El máximo organismo del fútbol mundial aseguró que hay un “alto riesgo” de que no se cumpla con el horario de inicio del lance, debido al desarrollo de tormentas que ya provocó la suspensión del entrenamiento de Argentina en la ciudad de Miami.
Además, las tormentas eléctricas provocan retrasos importantes en los compromisos cuando se activan los protocolos de seguridad. La organización acata la decisión de los Estados en aguardar al menos 30 minutos después de haberse escuchado el último trueno o visto el último relámpago.

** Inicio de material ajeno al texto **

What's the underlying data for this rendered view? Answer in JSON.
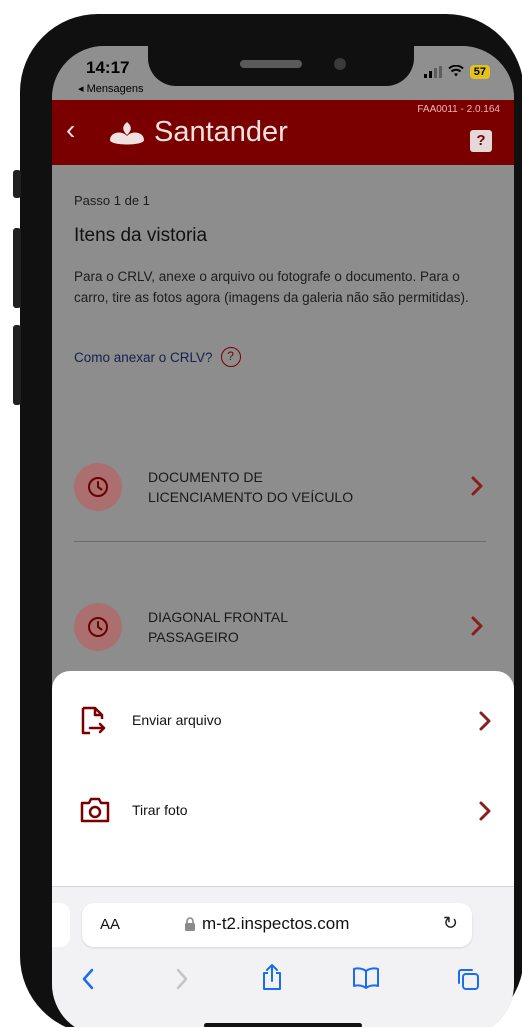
{
  "status_bar": {
    "time": "14:17",
    "back_app": "◂ Mensagens",
    "battery": "57"
  },
  "header": {
    "brand": "Santander",
    "version": "FAA0011 - 2.0.164",
    "help": "?"
  },
  "content": {
    "step": "Passo 1 de 1",
    "title": "Itens da vistoria",
    "description": "Para o CRLV, anexe o arquivo ou fotografe o documento. Para o carro, tire as fotos agora (imagens da galeria não são permitidas).",
    "how_to_link": "Como anexar o CRLV?",
    "items": [
      {
        "line1": "DOCUMENTO DE",
        "line2": "LICENCIAMENTO DO VEÍCULO"
      },
      {
        "line1": "DIAGONAL FRONTAL",
        "line2": "PASSAGEIRO"
      }
    ]
  },
  "sheet": {
    "send_file": "Enviar arquivo",
    "take_photo": "Tirar foto"
  },
  "browser": {
    "aa": "AA",
    "url": "m-t2.inspectos.com",
    "reload": "↻"
  },
  "colors": {
    "brand_red": "#7a0000",
    "chevron_red": "#8b1d1d"
  }
}
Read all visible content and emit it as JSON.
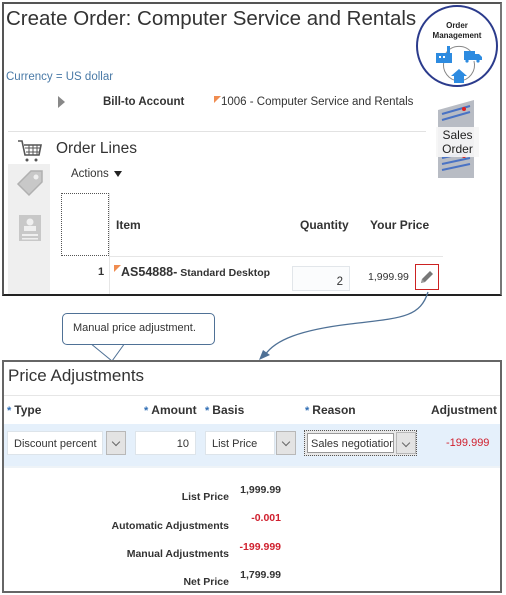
{
  "order": {
    "title": "Create Order: Computer Service and Rentals",
    "currency": "Currency = US dollar",
    "bill_to_label": "Bill-to Account",
    "bill_to_value": "1006 - Computer Service and Rentals"
  },
  "badges": {
    "order_management_line1": "Order",
    "order_management_line2": "Management",
    "sales_order_line1": "Sales",
    "sales_order_line2": "Order"
  },
  "order_lines": {
    "title": "Order Lines",
    "actions_label": "Actions",
    "columns": [
      "Item",
      "Quantity",
      "Your Price"
    ],
    "rows": [
      {
        "line": "1",
        "item_code": "AS54888-",
        "item_desc": " Standard Desktop",
        "quantity": "2",
        "your_price": "1,999.99"
      }
    ]
  },
  "callout": {
    "text": "Manual price adjustment."
  },
  "price_adjustments": {
    "title": "Price Adjustments",
    "required_marker": "*",
    "columns": {
      "type": "Type",
      "amount": "Amount",
      "basis": "Basis",
      "reason": "Reason",
      "adjustment": "Adjustment"
    },
    "row": {
      "type": "Discount percent",
      "amount": "10",
      "basis": "List Price",
      "reason": "Sales negotiation",
      "adjustment": "-199.999"
    },
    "summary": [
      {
        "label": "List Price",
        "value": "1,999.99",
        "negative": false
      },
      {
        "label": "Automatic Adjustments",
        "value": "-0.001",
        "negative": true
      },
      {
        "label": "Manual Adjustments",
        "value": "-199.999",
        "negative": true
      },
      {
        "label": "Net Price",
        "value": "1,799.99",
        "negative": false
      }
    ]
  },
  "colors": {
    "accent_blue": "#2e6db4",
    "negative_red": "#d0202e",
    "highlight_red": "#cc2222",
    "row_highlight": "#e5f0fb"
  }
}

Justamente, Gustavo Alfaro fue consultado ayer acerca del encuentro que la Albirroja sostendrá este sábado frente a los galos. Para ello, el argentino se valió de un curioso paralelismo climatológico que guarda relación con sus orígenes.

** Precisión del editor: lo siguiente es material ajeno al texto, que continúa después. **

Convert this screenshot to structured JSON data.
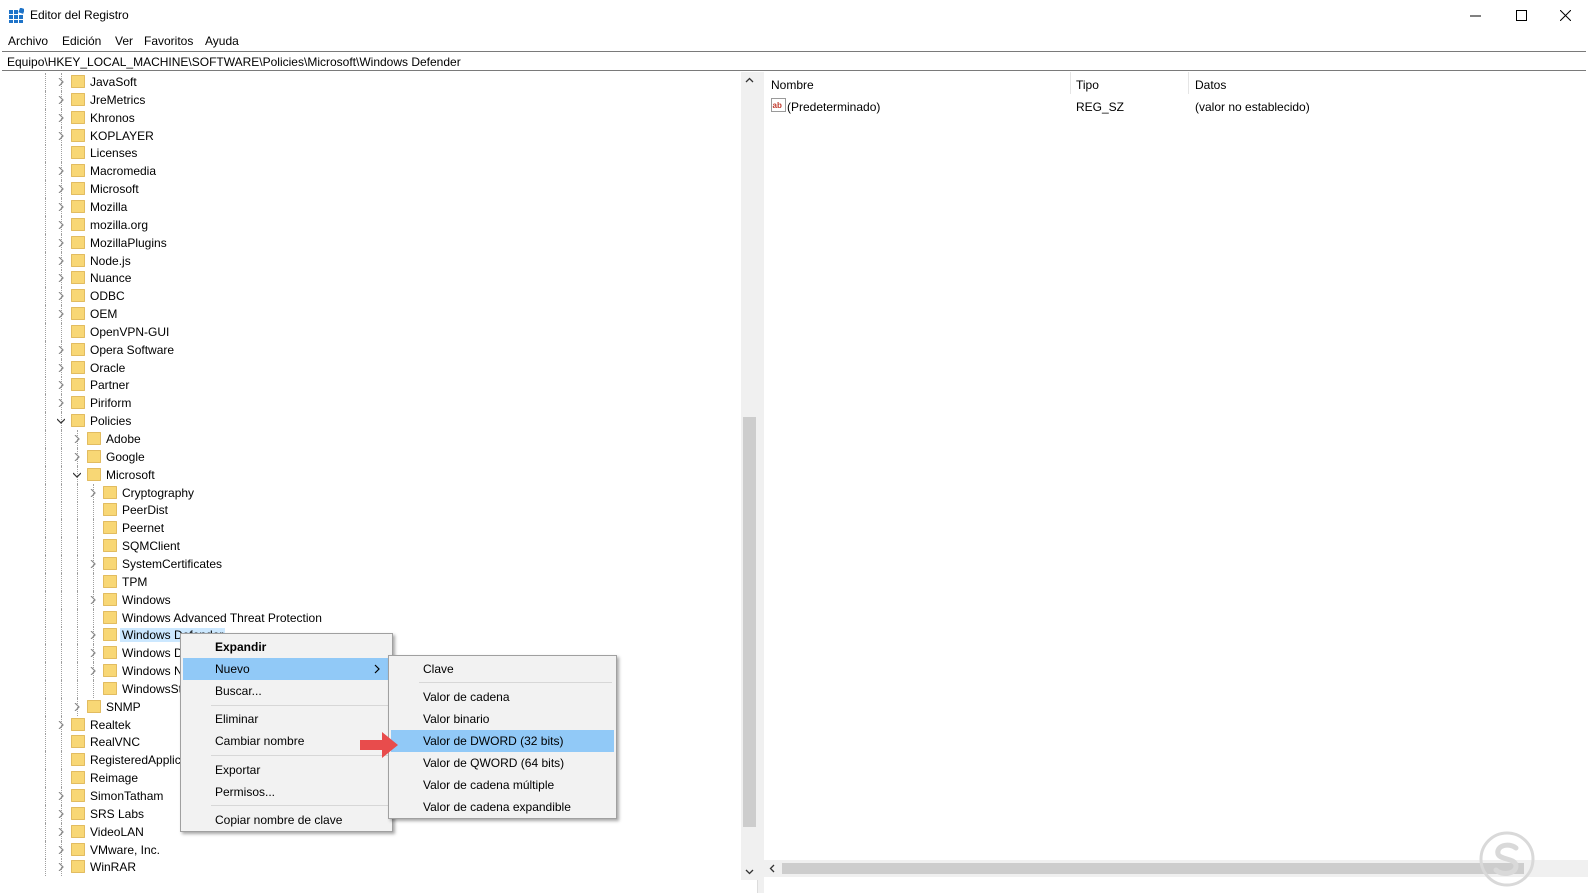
{
  "window": {
    "title": "Editor del Registro",
    "minimize_icon": "minimize-icon",
    "maximize_icon": "maximize-icon",
    "close_icon": "close-icon"
  },
  "menubar": {
    "items": [
      "Archivo",
      "Edición",
      "Ver",
      "Favoritos",
      "Ayuda"
    ]
  },
  "address": {
    "path": "Equipo\\HKEY_LOCAL_MACHINE\\SOFTWARE\\Policies\\Microsoft\\Windows Defender"
  },
  "tree": {
    "items": [
      {
        "label": "JavaSoft",
        "expandable": true
      },
      {
        "label": "JreMetrics",
        "expandable": true
      },
      {
        "label": "Khronos",
        "expandable": true
      },
      {
        "label": "KOPLAYER",
        "expandable": true
      },
      {
        "label": "Licenses",
        "expandable": false
      },
      {
        "label": "Macromedia",
        "expandable": true
      },
      {
        "label": "Microsoft",
        "expandable": true
      },
      {
        "label": "Mozilla",
        "expandable": true
      },
      {
        "label": "mozilla.org",
        "expandable": true
      },
      {
        "label": "MozillaPlugins",
        "expandable": true
      },
      {
        "label": "Node.js",
        "expandable": true
      },
      {
        "label": "Nuance",
        "expandable": true
      },
      {
        "label": "ODBC",
        "expandable": true
      },
      {
        "label": "OEM",
        "expandable": true
      },
      {
        "label": "OpenVPN-GUI",
        "expandable": false
      },
      {
        "label": "Opera Software",
        "expandable": true
      },
      {
        "label": "Oracle",
        "expandable": true
      },
      {
        "label": "Partner",
        "expandable": true
      },
      {
        "label": "Piriform",
        "expandable": true
      },
      {
        "label": "Policies",
        "expandable": true,
        "expanded": true
      },
      {
        "label": "Adobe",
        "expandable": true
      },
      {
        "label": "Google",
        "expandable": true
      },
      {
        "label": "Microsoft",
        "expandable": true,
        "expanded": true
      },
      {
        "label": "Cryptography",
        "expandable": true
      },
      {
        "label": "PeerDist",
        "expandable": false
      },
      {
        "label": "Peernet",
        "expandable": false
      },
      {
        "label": "SQMClient",
        "expandable": false
      },
      {
        "label": "SystemCertificates",
        "expandable": true
      },
      {
        "label": "TPM",
        "expandable": false
      },
      {
        "label": "Windows",
        "expandable": true
      },
      {
        "label": "Windows Advanced Threat Protection",
        "expandable": false
      },
      {
        "label": "Windows Defender",
        "expandable": true,
        "selected": true
      },
      {
        "label": "Windows D",
        "expandable": true
      },
      {
        "label": "Windows N",
        "expandable": true
      },
      {
        "label": "WindowsSt",
        "expandable": false
      },
      {
        "label": "SNMP",
        "expandable": true
      },
      {
        "label": "Realtek",
        "expandable": true
      },
      {
        "label": "RealVNC",
        "expandable": false
      },
      {
        "label": "RegisteredApplica",
        "expandable": false
      },
      {
        "label": "Reimage",
        "expandable": false
      },
      {
        "label": "SimonTatham",
        "expandable": true
      },
      {
        "label": "SRS Labs",
        "expandable": true
      },
      {
        "label": "VideoLAN",
        "expandable": true
      },
      {
        "label": "VMware, Inc.",
        "expandable": true
      },
      {
        "label": "WinRAR",
        "expandable": true
      }
    ]
  },
  "list": {
    "columns": [
      "Nombre",
      "Tipo",
      "Datos"
    ],
    "rows": [
      {
        "name": "(Predeterminado)",
        "type": "REG_SZ",
        "data": "(valor no establecido)",
        "icon": "string-value-icon"
      }
    ]
  },
  "context_menu": {
    "items": [
      "Expandir",
      "Nuevo",
      "Buscar...",
      "Eliminar",
      "Cambiar nombre",
      "Exportar",
      "Permisos...",
      "Copiar nombre de clave"
    ]
  },
  "submenu": {
    "items": [
      "Clave",
      "Valor de cadena",
      "Valor binario",
      "Valor de DWORD (32 bits)",
      "Valor de QWORD (64 bits)",
      "Valor de cadena múltiple",
      "Valor de cadena expandible"
    ]
  },
  "colors": {
    "selection": "#cce8ff",
    "menu_highlight": "#91c9f7",
    "arrow": "#e84c4c",
    "folder": "#f8d775"
  }
}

“Soy un hombre de campo. Cuando, en Rafaela, venía una tormenta eléctrica, te resguardabas donde sea porque no tenía pararrayos”, comenzó diciendo, Posteriormente, agregó que “Francia es una tormenta eléctrica y esos rayos que salen de cualquier parte van dirigidos al centro del arco”.
SENSACIÓN TÉRMICA. Cabe resaltar que una gran parte de Estados Unidos soporta un calor sofocante que podría batir récords y afectará tanto al Mundial de fútbol como a las celebraciones del 250 aniversario del país.
Se pronostica una máxima de 37°C para el juego entre Paraguay y Francia en Filadelfia, que podría elevar a 42 la sensación térmica. El encuentro se jugará en un estadio al aire libre, a diferencia de otras sedes del Mundial que están climatizadas.
Esta edición del Mundial exige que los jugadores hagan una “pausa de hidratación” de tres minutos en cada mitad del partido. Con las altas temperaturas, esas pausas serán muy necesarias.